Bulbo olfatório tem novos neurônios

O bulbo olfatório, realçado em vermelho no desenho de 1543 do anatomista belga Andreas Vesalius (1514-1564).

O nascimento de novos neurônios acaba de ser registrado em mais uma região do cérebro humano adulto. Uma equipe de cientistas da Suécia e da Nova Zelândia mostrou que essas células são formadas no bulbo olfatório, envolvido na percepção de odores. Ainda que esse já fosse um resultado esperado, a descoberta reforça a idéia de que a neurogênese em humanos não se limita à infância, ao contrário do que se acreditou por muito tempo.

Em estudo publicado esta semana na revista Science , a equipe de Peter Eriksson, da Universidade de Gotemburgo (Suécia), demonstra a existência, no cérebro humano, de uma corrente migratória que leva células nascidas na região subventricular do cérebro ao bulbo olfatório, onde algumas delas se transformam em neurônios maduros.

Essa corrente já havia sido identificada no cérebro de roedores, mas assume uma configuração espacial diferente no cérebro humano, em função do grande tamanho do córtex.

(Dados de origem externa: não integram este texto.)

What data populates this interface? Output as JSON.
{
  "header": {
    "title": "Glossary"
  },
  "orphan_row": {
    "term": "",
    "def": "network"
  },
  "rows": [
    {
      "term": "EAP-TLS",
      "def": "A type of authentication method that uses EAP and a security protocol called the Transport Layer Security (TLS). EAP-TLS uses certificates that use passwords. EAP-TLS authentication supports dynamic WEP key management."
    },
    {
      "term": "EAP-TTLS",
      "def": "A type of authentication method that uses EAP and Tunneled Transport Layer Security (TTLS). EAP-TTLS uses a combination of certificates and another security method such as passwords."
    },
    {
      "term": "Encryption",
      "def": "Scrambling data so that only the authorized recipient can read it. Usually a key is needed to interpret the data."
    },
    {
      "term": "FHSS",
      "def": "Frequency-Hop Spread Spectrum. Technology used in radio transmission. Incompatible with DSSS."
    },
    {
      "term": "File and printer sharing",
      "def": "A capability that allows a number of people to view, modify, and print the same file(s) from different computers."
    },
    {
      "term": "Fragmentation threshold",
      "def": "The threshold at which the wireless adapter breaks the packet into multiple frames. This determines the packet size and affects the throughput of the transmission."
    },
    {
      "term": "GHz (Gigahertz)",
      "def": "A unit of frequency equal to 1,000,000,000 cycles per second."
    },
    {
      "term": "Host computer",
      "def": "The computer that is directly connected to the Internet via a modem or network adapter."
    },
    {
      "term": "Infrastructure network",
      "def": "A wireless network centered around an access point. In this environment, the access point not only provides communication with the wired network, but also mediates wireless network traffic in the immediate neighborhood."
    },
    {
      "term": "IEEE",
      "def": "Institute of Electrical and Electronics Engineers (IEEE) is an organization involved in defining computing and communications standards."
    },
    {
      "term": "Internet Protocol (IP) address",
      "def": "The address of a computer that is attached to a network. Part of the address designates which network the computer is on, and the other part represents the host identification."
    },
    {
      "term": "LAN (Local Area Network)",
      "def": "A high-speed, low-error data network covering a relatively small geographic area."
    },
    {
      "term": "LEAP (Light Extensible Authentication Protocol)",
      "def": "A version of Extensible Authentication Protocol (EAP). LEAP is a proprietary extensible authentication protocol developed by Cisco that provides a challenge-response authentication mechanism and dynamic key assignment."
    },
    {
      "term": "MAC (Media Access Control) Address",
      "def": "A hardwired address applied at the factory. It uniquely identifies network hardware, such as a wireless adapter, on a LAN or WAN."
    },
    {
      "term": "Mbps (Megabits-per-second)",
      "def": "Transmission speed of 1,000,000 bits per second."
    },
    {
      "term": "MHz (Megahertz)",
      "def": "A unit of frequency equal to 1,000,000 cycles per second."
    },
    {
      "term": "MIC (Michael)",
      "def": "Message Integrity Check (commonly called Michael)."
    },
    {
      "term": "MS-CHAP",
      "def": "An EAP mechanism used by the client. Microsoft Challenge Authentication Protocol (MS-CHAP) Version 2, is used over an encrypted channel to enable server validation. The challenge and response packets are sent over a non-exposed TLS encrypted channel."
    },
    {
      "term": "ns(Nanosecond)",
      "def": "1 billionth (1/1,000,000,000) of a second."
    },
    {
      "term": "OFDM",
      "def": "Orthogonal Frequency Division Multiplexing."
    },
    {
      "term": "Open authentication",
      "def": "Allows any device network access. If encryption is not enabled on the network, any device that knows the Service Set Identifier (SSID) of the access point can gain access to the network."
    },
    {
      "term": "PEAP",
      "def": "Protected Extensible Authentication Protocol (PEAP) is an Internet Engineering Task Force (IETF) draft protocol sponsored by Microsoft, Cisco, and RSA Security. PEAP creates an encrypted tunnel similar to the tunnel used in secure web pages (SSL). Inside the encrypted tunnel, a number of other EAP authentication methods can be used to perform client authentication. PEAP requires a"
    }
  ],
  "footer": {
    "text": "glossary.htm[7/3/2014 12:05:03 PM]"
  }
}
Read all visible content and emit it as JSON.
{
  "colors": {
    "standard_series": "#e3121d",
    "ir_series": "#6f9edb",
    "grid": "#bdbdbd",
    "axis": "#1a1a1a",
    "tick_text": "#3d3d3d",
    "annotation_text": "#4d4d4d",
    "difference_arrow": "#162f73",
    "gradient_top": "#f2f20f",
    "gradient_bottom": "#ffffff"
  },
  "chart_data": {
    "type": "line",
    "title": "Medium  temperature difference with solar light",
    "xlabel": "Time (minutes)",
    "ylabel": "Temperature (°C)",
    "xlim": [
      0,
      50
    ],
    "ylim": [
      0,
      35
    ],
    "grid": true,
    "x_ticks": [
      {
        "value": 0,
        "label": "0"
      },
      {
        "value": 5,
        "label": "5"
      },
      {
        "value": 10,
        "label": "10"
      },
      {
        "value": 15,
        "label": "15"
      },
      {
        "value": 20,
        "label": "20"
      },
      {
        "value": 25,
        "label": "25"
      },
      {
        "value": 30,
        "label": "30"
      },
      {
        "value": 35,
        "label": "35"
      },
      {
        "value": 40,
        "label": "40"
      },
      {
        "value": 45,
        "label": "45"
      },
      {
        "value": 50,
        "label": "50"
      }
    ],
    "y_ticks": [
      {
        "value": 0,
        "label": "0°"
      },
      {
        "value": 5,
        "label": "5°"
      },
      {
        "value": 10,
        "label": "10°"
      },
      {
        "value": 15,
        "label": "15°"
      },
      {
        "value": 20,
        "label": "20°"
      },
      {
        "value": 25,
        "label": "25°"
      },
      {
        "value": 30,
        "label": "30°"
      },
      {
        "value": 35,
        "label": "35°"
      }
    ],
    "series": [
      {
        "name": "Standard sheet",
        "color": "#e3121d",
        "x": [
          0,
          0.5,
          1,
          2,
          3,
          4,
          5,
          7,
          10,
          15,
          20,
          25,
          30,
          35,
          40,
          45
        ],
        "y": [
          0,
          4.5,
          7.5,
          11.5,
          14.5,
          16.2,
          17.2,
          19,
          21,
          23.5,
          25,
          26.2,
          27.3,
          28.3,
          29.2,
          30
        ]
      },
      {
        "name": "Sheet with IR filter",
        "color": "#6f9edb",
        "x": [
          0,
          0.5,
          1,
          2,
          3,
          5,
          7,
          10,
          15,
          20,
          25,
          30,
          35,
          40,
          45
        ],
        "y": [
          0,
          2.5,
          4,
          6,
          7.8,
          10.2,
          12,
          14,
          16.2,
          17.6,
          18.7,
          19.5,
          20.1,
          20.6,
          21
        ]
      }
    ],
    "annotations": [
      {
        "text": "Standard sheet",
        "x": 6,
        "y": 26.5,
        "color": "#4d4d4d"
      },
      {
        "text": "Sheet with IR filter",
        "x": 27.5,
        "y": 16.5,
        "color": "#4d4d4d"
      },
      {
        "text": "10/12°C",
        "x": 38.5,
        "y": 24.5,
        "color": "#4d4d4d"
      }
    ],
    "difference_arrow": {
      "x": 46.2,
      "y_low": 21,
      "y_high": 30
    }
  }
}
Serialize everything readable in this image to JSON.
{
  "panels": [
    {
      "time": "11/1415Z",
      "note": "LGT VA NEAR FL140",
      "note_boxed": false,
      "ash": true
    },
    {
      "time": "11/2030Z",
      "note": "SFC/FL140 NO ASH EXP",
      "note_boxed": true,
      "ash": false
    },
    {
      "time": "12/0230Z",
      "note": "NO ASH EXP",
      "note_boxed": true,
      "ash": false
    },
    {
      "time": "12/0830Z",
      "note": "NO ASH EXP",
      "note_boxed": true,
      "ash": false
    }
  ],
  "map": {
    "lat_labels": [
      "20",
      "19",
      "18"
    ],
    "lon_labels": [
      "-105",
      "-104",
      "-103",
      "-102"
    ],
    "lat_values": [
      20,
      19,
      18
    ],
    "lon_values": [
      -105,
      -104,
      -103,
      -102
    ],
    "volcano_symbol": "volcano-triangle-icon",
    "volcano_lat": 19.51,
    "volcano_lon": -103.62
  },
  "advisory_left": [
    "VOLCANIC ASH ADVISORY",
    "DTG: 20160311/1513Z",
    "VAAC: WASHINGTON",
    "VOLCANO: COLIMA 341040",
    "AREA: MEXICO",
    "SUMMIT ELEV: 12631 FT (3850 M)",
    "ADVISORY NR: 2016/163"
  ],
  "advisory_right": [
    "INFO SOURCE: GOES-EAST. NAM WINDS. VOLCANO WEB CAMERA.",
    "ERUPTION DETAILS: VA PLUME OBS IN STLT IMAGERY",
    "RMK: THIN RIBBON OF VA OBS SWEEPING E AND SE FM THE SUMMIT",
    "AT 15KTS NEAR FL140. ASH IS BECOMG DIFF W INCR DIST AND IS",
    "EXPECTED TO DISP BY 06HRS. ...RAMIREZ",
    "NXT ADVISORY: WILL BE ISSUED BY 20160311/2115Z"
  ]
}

Para identificá-la, o grupo recorreu a diversas técnicas, como o imageamento por ressonância magnética, a microscopia eletrônica e o uso de marcadores químicos.

“O sistema olfatório evoluiu como um mecanismo importante para a sobrevivência ao detectar sinais de perigo como fumaça ou alimentos contaminados”, explicam os autores no artigo. “A adição de novos neurônios no bulbo olfatório humano na idade adulta pode contribuir para a plasticidade nesse sistema.”

A descoberta não chega a surpreender, no entanto. “Esse resultado já era esperado, porque essa corrente migratória de novos neurônios tem sido demonstrada em várias espécies de animais”, afirma o neurocientista Roberto Lent, professor da Universidade Federal do Rio de Janeiro (UFRJ) e colunista da CH On-line . “A novidade foi tê-lo feito em humanos.”

Caso encerrado

A foto mostra um novo neurônio formado no bulbo olfatório, realçado por dois marcadores químicos: um, em vermelho, destaca o núcleo de neurônios; o outro, em verde, permite identificar divisões celulares e a formação de novas células (foto: Science ).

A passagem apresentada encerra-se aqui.